Yield Makes 6 to 8 servings
Potato Risotto hails from Restaurant 301 in the Hotel Carter in Eureka, California when chef Mark Carter made an interesting herb-scented "risotto" out of diced potatoes instead of rice.


  • 2 pounds Yukon gold potatoes
  • 2 tablespoons butter or margarine
  • 1 tablespoon minced shallots
  • 1 teaspoon minced garlic
  • 1 tablespoon minced fresh thyme leaves or 1 teaspoon dried thyme
  • 1 teaspoon minced fresh rosemary leaves or 1/2 teaspoon chopped dried rosemary
  • 1 1/2 cups fat-skimmed chicken or vegetable broth
  • 1/2 cup whipping cream
  • Salt and pepper

Nutrition Information

  • calories 160
  • caloriesfromfat 43 %
  • protein 3.9 g
  • fat 7.7 g
  • satfat 4.7 g
  • carbohydrate 19 g
  • fiber 1.8 g
  • sodium 57 mg
  • cholesterol 24 mg

How to Make It

  1. Peel potatoes and cut into 1/4-inch cubes; put in a large bowl and cover with water.

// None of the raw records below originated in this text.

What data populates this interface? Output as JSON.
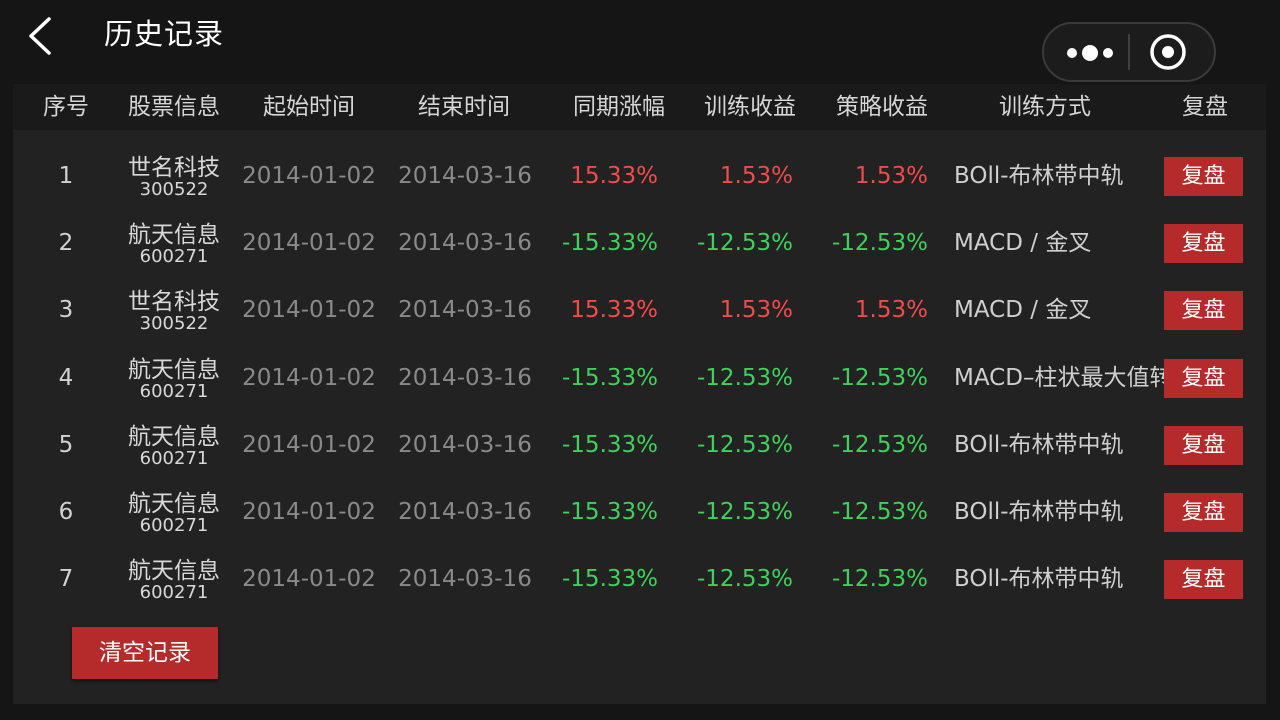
{
  "header": {
    "title": "历史记录",
    "back_icon": "chevron-left-icon",
    "more_icon": "more-dots-icon",
    "close_icon": "target-close-icon"
  },
  "table": {
    "columns": [
      "序号",
      "股票信息",
      "起始时间",
      "结束时间",
      "同期涨幅",
      "训练收益",
      "策略收益",
      "训练方式",
      "复盘"
    ],
    "rows": [
      {
        "index": "1",
        "name": "世名科技",
        "code": "300522",
        "start": "2014-01-02",
        "end": "2014-03-16",
        "period_change": "15.33%",
        "train_return": "1.53%",
        "strategy_return": "1.53%",
        "method": "BOll-布林带中轨",
        "action": "复盘",
        "trend": "up"
      },
      {
        "index": "2",
        "name": "航天信息",
        "code": "600271",
        "start": "2014-01-02",
        "end": "2014-03-16",
        "period_change": "-15.33%",
        "train_return": "-12.53%",
        "strategy_return": "-12.53%",
        "method": "MACD / 金叉",
        "action": "复盘",
        "trend": "down"
      },
      {
        "index": "3",
        "name": "世名科技",
        "code": "300522",
        "start": "2014-01-02",
        "end": "2014-03-16",
        "period_change": "15.33%",
        "train_return": "1.53%",
        "strategy_return": "1.53%",
        "method": "MACD / 金叉",
        "action": "复盘",
        "trend": "up"
      },
      {
        "index": "4",
        "name": "航天信息",
        "code": "600271",
        "start": "2014-01-02",
        "end": "2014-03-16",
        "period_change": "-15.33%",
        "train_return": "-12.53%",
        "strategy_return": "-12.53%",
        "method": "MACD–柱状最大值转",
        "action": "复盘",
        "trend": "down"
      },
      {
        "index": "5",
        "name": "航天信息",
        "code": "600271",
        "start": "2014-01-02",
        "end": "2014-03-16",
        "period_change": "-15.33%",
        "train_return": "-12.53%",
        "strategy_return": "-12.53%",
        "method": "BOll-布林带中轨",
        "action": "复盘",
        "trend": "down"
      },
      {
        "index": "6",
        "name": "航天信息",
        "code": "600271",
        "start": "2014-01-02",
        "end": "2014-03-16",
        "period_change": "-15.33%",
        "train_return": "-12.53%",
        "strategy_return": "-12.53%",
        "method": "BOll-布林带中轨",
        "action": "复盘",
        "trend": "down"
      },
      {
        "index": "7",
        "name": "航天信息",
        "code": "600271",
        "start": "2014-01-02",
        "end": "2014-03-16",
        "period_change": "-15.33%",
        "train_return": "-12.53%",
        "strategy_return": "-12.53%",
        "method": "BOll-布林带中轨",
        "action": "复盘",
        "trend": "down"
      }
    ]
  },
  "footer": {
    "clear_label": "清空记录"
  },
  "colors": {
    "positive": "#f24b4b",
    "negative": "#3fd15b",
    "button": "#b52a2a",
    "background": "#151515",
    "panel": "#222222"
  }
}
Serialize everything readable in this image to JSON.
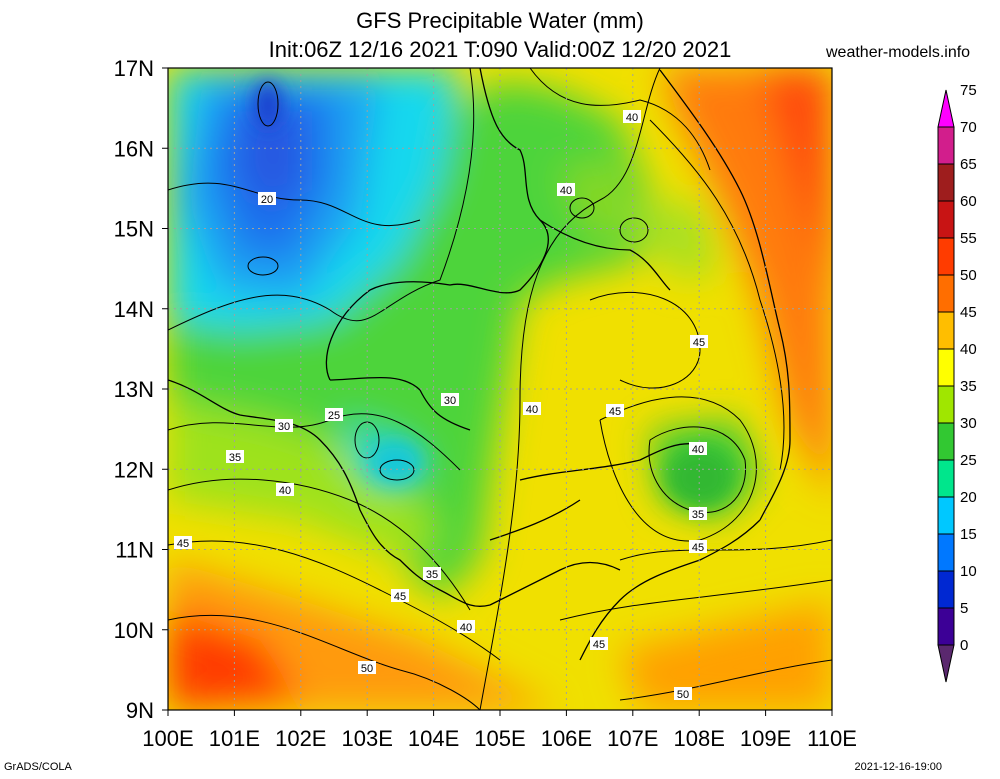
{
  "header": {
    "title_line1": "GFS Precipitable Water (mm)",
    "title_line2": "Init:06Z 12/16 2021 T:090 Valid:00Z 12/20 2021",
    "site": "weather-models.info"
  },
  "footer": {
    "left": "GrADS/COLA",
    "right": "2021-12-16-19:00"
  },
  "map": {
    "lat_labels": [
      "17N",
      "16N",
      "15N",
      "14N",
      "13N",
      "12N",
      "11N",
      "10N",
      "9N"
    ],
    "lon_labels": [
      "100E",
      "101E",
      "102E",
      "103E",
      "104E",
      "105E",
      "106E",
      "107E",
      "108E",
      "109E",
      "110E"
    ],
    "contour_labels": [
      "20",
      "25",
      "30",
      "30",
      "35",
      "35",
      "35",
      "40",
      "40",
      "40",
      "40",
      "40",
      "40",
      "45",
      "45",
      "45",
      "45",
      "45",
      "45",
      "50",
      "50"
    ]
  },
  "colorbar": {
    "labels": [
      "75",
      "70",
      "65",
      "60",
      "55",
      "50",
      "45",
      "40",
      "35",
      "30",
      "25",
      "20",
      "15",
      "10",
      "5",
      "0"
    ],
    "colors": [
      "#ff00ff",
      "#d21e8c",
      "#9e1d1d",
      "#c81414",
      "#ff3c00",
      "#ff6e00",
      "#ffbe00",
      "#ffff00",
      "#a0e600",
      "#32c832",
      "#00e68c",
      "#00c8ff",
      "#0078ff",
      "#0028d2",
      "#3c0096",
      "#5a286e"
    ]
  }
}
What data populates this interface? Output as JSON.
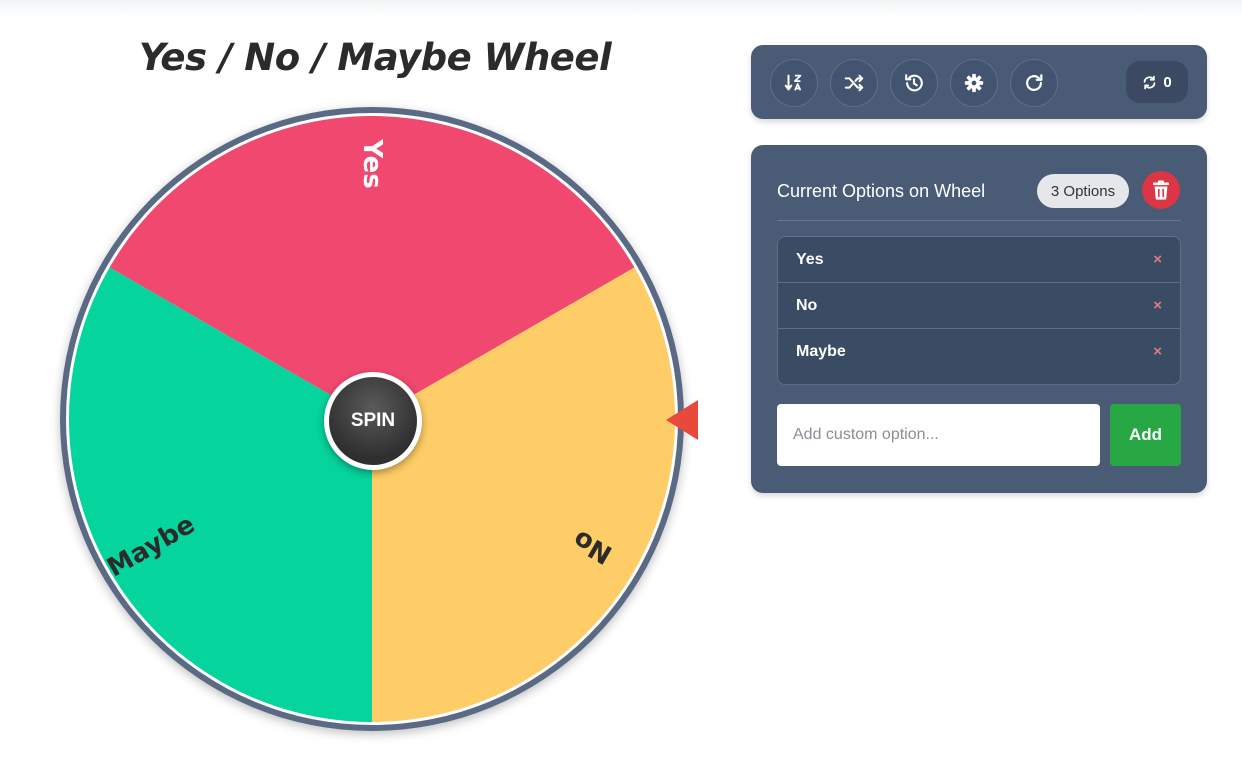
{
  "title": "Yes / No / Maybe Wheel",
  "wheel": {
    "segments": [
      {
        "label": "Yes",
        "color": "#f0486f",
        "text_color": "#ffffff"
      },
      {
        "label": "No",
        "color": "#fecd67",
        "text_color": "#2b2b2b"
      },
      {
        "label": "Maybe",
        "color": "#06d49d",
        "text_color": "#2b2b2b"
      }
    ],
    "rim_color": "#5a6b84",
    "spin_label": "SPIN",
    "pointer_color": "#e8493b"
  },
  "toolbar": {
    "buttons": [
      {
        "icon": "sort-icon"
      },
      {
        "icon": "shuffle-icon"
      },
      {
        "icon": "history-icon"
      },
      {
        "icon": "gear-icon"
      },
      {
        "icon": "redo-icon"
      }
    ],
    "spin_count": "0"
  },
  "options_panel": {
    "header": "Current Options on Wheel",
    "count_badge": "3 Options",
    "items": [
      {
        "label": "Yes"
      },
      {
        "label": "No"
      },
      {
        "label": "Maybe"
      }
    ],
    "remove_glyph": "×",
    "input_placeholder": "Add custom option...",
    "add_label": "Add"
  },
  "colors": {
    "panel_bg": "#4a5c75",
    "danger": "#dc3545",
    "success": "#28a745"
  }
}
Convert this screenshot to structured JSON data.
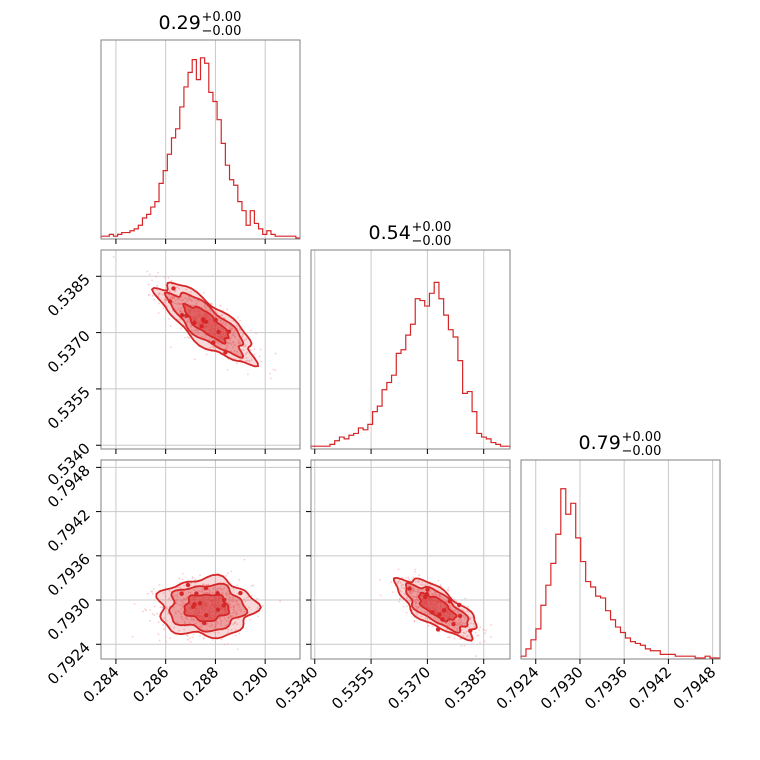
{
  "accent_color": "#d62728",
  "chart_data": {
    "type": "corner",
    "parameters": [
      {
        "title": {
          "value": "0.29",
          "plus": "+0.00",
          "minus": "−0.00"
        },
        "range": [
          0.2834,
          0.2914
        ],
        "ticks": [
          "0.284",
          "0.286",
          "0.288",
          "0.290"
        ],
        "tick_values": [
          0.284,
          0.286,
          0.288,
          0.29
        ],
        "histogram": [
          0.01,
          0.01,
          0.02,
          0.01,
          0.02,
          0.03,
          0.03,
          0.04,
          0.05,
          0.07,
          0.11,
          0.13,
          0.17,
          0.2,
          0.3,
          0.37,
          0.46,
          0.55,
          0.6,
          0.72,
          0.83,
          0.91,
          0.98,
          0.87,
          0.99,
          0.96,
          0.8,
          0.75,
          0.65,
          0.52,
          0.4,
          0.32,
          0.29,
          0.2,
          0.15,
          0.07,
          0.15,
          0.08,
          0.05,
          0.02,
          0.04,
          0.02,
          0.01,
          0.01,
          0.01,
          0.01,
          0.01,
          0.0
        ]
      },
      {
        "title": {
          "value": "0.54",
          "plus": "+0.00",
          "minus": "−0.00"
        },
        "range": [
          0.5339,
          0.5392
        ],
        "ticks": [
          "0.5340",
          "0.5355",
          "0.5370",
          "0.5385"
        ],
        "tick_values": [
          0.534,
          0.5355,
          0.537,
          0.5385
        ],
        "histogram": [
          0.01,
          0.01,
          0.01,
          0.01,
          0.02,
          0.04,
          0.06,
          0.05,
          0.07,
          0.08,
          0.11,
          0.1,
          0.13,
          0.2,
          0.23,
          0.32,
          0.36,
          0.4,
          0.52,
          0.54,
          0.62,
          0.68,
          0.82,
          0.81,
          0.78,
          0.85,
          0.91,
          0.82,
          0.73,
          0.65,
          0.61,
          0.48,
          0.3,
          0.31,
          0.2,
          0.08,
          0.06,
          0.05,
          0.03,
          0.02,
          0.01,
          0.01
        ]
      },
      {
        "title": {
          "value": "0.79",
          "plus": "+0.00",
          "minus": "−0.00"
        },
        "range": [
          0.7922,
          0.7949
        ],
        "ticks": [
          "0.7924",
          "0.7930",
          "0.7936",
          "0.7942",
          "0.7948"
        ],
        "tick_values": [
          0.7924,
          0.793,
          0.7936,
          0.7942,
          0.7948
        ],
        "histogram": [
          0.01,
          0.05,
          0.1,
          0.16,
          0.29,
          0.4,
          0.52,
          0.68,
          0.93,
          0.79,
          0.85,
          0.66,
          0.53,
          0.42,
          0.39,
          0.34,
          0.33,
          0.26,
          0.21,
          0.17,
          0.14,
          0.11,
          0.09,
          0.08,
          0.07,
          0.05,
          0.04,
          0.04,
          0.02,
          0.02,
          0.02,
          0.01,
          0.01,
          0.01,
          0.01,
          0.0,
          0.0,
          0.01,
          0.0,
          0.0
        ]
      }
    ],
    "pairs": [
      {
        "x_param": 0,
        "y_param": 1,
        "center": [
          0.28764,
          0.53725
        ],
        "sigma": [
          0.00088,
          0.00048
        ],
        "correlation": -0.8,
        "contour_levels_sigma": [
          1,
          1.7,
          2.2
        ]
      },
      {
        "x_param": 0,
        "y_param": 2,
        "center": [
          0.28764,
          0.7929
        ],
        "sigma": [
          0.00088,
          0.00018
        ],
        "correlation": 0.0,
        "contour_levels_sigma": [
          1,
          1.7,
          2.2
        ]
      },
      {
        "x_param": 1,
        "y_param": 2,
        "center": [
          0.53725,
          0.7929
        ],
        "sigma": [
          0.00048,
          0.00018
        ],
        "correlation": -0.72,
        "contour_levels_sigma": [
          1,
          1.7,
          2.2
        ]
      }
    ]
  }
}
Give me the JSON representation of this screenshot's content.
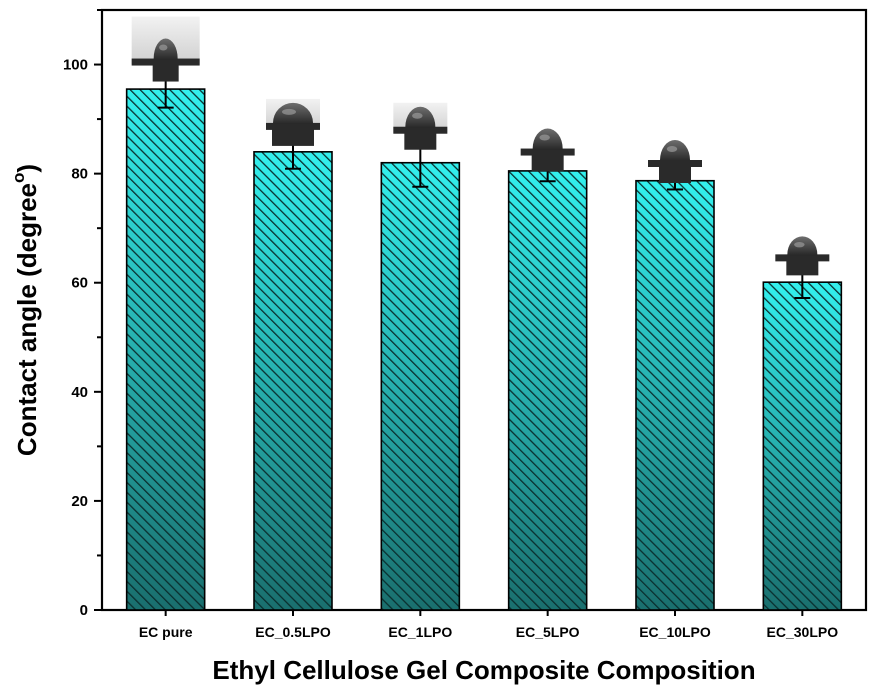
{
  "chart_data": {
    "type": "bar",
    "title": "",
    "xlabel": "Ethyl Cellulose Gel Composite Composition",
    "ylabel_main": "Contact angle (degree",
    "ylabel_sup": "o",
    "ylabel_close": ")",
    "categories": [
      "EC pure",
      "EC_0.5LPO",
      "EC_1LPO",
      "EC_5LPO",
      "EC_10LPO",
      "EC_30LPO"
    ],
    "values": [
      95.5,
      84.0,
      82.0,
      80.5,
      78.7,
      60.1
    ],
    "errors": [
      3.4,
      3.1,
      4.4,
      1.9,
      1.6,
      2.9
    ],
    "ylim": [
      0,
      110
    ],
    "yticks": [
      "0",
      "20",
      "40",
      "60",
      "80",
      "100"
    ],
    "ytick_values": [
      0,
      20,
      40,
      60,
      80,
      100
    ],
    "grid": false,
    "legend": "none",
    "bar_fill_top": "#33f0ee",
    "bar_fill_bottom": "#1a6f6e",
    "hatch_color": "#0a2f2f",
    "droplet_images": [
      "droplet-photo",
      "droplet-photo",
      "droplet-photo",
      "droplet-photo",
      "droplet-photo",
      "droplet-photo"
    ]
  }
}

  2. In a 5- to 6-quart pan over medium heat, melt butter. Add shallots and garlic and stir until shallots are limp, about 1 minute.

  3. Drain potatoes and add to pan, along with thyme and rosemary. Stir often until potatoes appear slightly translucent, about 8 minutes.

  4. Add broth and stir often until potatoes are tender to bite and have absorbed most of the liquid, 12 to 15 minutes. Add cream and stir often until almost all is absorbed, 2 to 4 minutes. Add salt and pepper to taste.

Cook's Notes

Prepare through step 3 up to 2 hours ahead; cover and let stand at room temperature. Reheat and continue.